Sparsity-Based Interpolation of External, Internal and Swap Regret
This work addresses the challenge of designing adaptive algorithms for regret minimization in online learning, offering incremental improvements in intermediate regimes for researchers in optimization and machine learning.
This paper tackles the problem of interpolating performance metrics like external, internal, and swap regret in online learning via φ-regret minimization, achieving an instance-adaptive bound of Õ(min{√(d-d_φ^unif+1), √(d-d_φ^self)}·√T) that recovers optimal bounds in extreme cases and improves upon existing algorithms in intermediate regimes.

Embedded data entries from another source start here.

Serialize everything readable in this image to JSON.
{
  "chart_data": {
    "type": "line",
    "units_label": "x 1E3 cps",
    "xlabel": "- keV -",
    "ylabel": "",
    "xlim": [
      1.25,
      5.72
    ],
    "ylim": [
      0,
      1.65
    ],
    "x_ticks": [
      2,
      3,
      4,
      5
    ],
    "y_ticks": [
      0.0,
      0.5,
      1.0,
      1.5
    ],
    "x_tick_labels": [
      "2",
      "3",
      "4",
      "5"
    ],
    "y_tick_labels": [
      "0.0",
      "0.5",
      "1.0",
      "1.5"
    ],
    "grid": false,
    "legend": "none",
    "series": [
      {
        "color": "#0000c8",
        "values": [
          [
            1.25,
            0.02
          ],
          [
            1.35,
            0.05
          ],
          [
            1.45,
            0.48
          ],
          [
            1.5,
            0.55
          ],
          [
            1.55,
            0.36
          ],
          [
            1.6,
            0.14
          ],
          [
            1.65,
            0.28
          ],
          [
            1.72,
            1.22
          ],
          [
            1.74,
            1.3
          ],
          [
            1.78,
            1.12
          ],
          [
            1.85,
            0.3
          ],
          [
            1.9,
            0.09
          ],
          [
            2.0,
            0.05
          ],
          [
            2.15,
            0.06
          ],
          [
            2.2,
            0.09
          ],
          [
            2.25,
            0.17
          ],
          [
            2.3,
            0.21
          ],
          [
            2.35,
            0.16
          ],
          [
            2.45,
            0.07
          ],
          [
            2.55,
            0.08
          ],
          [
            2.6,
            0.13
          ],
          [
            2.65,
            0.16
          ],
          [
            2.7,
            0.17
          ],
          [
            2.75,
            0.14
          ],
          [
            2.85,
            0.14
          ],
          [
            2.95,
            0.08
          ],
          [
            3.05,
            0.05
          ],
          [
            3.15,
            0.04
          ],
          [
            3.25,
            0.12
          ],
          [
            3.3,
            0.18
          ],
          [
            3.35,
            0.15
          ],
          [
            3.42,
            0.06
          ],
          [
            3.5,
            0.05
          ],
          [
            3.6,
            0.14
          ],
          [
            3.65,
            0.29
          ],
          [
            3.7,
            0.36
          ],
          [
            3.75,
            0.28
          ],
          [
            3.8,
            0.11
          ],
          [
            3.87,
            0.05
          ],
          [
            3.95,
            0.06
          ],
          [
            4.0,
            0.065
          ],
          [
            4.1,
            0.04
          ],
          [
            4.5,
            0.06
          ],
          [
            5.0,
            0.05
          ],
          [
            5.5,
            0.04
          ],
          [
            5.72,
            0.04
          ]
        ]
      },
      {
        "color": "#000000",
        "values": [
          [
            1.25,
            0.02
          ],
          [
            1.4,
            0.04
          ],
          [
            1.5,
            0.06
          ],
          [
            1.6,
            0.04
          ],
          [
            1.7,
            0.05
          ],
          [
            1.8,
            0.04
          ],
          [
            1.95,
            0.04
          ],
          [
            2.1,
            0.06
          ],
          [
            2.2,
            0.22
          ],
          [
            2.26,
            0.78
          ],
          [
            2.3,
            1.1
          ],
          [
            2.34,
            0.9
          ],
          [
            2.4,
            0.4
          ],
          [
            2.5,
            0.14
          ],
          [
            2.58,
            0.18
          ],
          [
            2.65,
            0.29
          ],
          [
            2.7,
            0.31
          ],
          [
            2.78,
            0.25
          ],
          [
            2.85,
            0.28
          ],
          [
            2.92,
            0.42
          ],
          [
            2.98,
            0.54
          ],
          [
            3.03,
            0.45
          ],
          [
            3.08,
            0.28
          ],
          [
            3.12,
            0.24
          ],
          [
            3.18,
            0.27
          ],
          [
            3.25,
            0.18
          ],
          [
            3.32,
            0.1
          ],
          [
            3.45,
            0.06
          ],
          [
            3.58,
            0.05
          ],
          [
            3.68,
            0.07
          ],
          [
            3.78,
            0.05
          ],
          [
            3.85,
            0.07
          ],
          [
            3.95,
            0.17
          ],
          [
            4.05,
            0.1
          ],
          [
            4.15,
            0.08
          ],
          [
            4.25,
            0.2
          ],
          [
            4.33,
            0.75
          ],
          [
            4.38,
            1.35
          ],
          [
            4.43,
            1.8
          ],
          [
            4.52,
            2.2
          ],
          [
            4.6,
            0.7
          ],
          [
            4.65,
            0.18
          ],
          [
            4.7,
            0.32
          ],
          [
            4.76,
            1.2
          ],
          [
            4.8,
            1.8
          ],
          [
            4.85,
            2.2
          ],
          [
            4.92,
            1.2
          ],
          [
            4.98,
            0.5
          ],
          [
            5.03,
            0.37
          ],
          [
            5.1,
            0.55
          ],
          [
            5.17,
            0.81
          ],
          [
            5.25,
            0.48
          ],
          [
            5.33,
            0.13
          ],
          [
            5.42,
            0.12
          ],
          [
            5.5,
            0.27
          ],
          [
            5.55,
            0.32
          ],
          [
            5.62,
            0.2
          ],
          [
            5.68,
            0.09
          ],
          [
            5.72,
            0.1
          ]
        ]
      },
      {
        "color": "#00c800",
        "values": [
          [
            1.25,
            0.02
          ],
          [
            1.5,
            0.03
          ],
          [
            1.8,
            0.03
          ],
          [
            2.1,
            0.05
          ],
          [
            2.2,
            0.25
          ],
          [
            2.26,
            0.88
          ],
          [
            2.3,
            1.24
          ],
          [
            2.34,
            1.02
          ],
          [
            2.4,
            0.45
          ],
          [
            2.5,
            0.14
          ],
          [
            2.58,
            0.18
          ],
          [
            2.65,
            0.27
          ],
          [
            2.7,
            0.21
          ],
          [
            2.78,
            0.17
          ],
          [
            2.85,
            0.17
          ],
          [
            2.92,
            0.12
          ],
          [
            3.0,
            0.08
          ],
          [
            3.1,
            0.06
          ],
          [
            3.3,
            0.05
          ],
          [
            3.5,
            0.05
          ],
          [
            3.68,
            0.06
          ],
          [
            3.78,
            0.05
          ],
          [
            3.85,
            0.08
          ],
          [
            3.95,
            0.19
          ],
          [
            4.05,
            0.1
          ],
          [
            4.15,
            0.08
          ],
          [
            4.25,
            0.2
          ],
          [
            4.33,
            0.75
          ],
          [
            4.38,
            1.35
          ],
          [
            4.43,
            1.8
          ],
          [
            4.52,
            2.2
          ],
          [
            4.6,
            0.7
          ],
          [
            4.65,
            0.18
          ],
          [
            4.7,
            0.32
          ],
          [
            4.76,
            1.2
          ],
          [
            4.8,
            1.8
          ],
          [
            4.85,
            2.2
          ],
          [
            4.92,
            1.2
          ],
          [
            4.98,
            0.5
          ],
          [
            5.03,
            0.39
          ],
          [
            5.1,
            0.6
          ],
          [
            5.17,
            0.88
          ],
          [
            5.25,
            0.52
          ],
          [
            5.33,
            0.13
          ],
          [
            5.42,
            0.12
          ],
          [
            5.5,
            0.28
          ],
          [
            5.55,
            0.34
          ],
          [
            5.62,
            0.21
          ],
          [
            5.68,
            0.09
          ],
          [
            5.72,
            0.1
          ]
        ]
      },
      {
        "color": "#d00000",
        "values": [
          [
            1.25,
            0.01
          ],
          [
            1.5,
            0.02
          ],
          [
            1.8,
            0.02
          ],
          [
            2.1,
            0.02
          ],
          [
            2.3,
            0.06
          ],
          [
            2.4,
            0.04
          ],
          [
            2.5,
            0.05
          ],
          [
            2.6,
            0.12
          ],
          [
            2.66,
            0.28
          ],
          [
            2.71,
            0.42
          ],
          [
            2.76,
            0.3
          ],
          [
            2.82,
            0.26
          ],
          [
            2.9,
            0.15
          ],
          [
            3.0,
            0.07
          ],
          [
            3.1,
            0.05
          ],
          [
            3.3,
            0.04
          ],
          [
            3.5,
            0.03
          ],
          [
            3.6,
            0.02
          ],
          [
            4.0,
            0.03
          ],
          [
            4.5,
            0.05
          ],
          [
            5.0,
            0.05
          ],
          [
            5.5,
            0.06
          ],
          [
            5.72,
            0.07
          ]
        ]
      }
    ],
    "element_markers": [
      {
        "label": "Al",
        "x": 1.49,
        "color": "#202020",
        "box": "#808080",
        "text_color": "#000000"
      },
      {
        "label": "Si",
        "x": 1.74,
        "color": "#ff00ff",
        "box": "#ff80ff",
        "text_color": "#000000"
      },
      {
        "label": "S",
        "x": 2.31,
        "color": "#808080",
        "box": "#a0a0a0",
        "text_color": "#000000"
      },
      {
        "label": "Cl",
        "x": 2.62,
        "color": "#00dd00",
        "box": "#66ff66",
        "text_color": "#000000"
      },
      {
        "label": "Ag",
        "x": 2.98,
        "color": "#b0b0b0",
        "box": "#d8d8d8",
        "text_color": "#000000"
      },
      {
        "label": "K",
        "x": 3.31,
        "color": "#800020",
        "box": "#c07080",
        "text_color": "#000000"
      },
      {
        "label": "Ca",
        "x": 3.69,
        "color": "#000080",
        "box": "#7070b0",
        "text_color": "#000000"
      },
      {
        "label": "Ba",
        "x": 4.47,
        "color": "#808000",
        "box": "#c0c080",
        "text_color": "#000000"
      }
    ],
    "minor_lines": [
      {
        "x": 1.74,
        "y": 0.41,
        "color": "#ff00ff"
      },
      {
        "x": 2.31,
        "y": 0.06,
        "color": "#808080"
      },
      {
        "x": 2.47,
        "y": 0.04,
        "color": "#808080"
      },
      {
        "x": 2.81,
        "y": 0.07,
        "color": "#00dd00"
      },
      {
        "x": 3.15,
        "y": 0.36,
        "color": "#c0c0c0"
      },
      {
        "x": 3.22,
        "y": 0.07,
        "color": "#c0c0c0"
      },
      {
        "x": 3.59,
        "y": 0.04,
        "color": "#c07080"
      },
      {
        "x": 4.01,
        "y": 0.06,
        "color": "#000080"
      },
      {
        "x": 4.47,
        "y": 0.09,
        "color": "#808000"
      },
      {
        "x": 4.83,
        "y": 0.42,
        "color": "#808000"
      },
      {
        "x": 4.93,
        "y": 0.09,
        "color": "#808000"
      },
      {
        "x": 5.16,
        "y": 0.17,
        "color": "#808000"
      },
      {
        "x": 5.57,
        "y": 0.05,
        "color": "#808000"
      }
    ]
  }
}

Focusing on the expert problem in online learning, this paper studies the interpolation of several performance metrics via $φ$-regret minimization, which measures the total loss of an algorithm by its regret with respect to an arbitrary action modification rule $φ$. With $d$ experts and $T\gg d$ rounds in total, we present a single algorithm achieving the instance-adaptive $φ$-regret bound \begin{equation*} \tilde O\left(\min\left\{\sqrt{d-d^{\mathrm{unif}}_φ+1},\sqrt{d-d^{\mathrm{self}}_φ}\right\}\cdot\sqrt{T}\right), \end{equation*} where $d^{\mathrm{unif}}_φ$ is the maximum amount of experts modified identically by $φ$, and $d^{\mathrm{self}}_φ$ is the amount of experts that $φ$ trivially modifies to themselves. By recovering the optimal $O(\sqrt{T\log d})$ external regret bound when $d^{\mathrm{unif}}_φ=d$, the standard $\tilde O(\sqrt{T})$ internal regret bound when $d^{\mathrm{self}}_φ=d-1$ and the optimal $\tilde O(\sqrt{dT})$ swap regret bound in the worst case, we improve upon existing algorithms in the intermediate regimes. In addition, the computational complexity of our algorithm matches that of the standard swap-regret minimization algorithm due to (Blum and Mansour, 2007). Technically, building on the well-known reduction from $φ$-regret minimization to external regret minimization on stochastic matrices, our main idea is to further convert the latter to online linear regression using Haar-wavelet-inspired matrix features. Then, by associating the complexity of each $φ$ instance with its sparsity under the feature representation, we apply techniques from comparator-adaptive online learning to exploit the sparsity in this regression subroutine.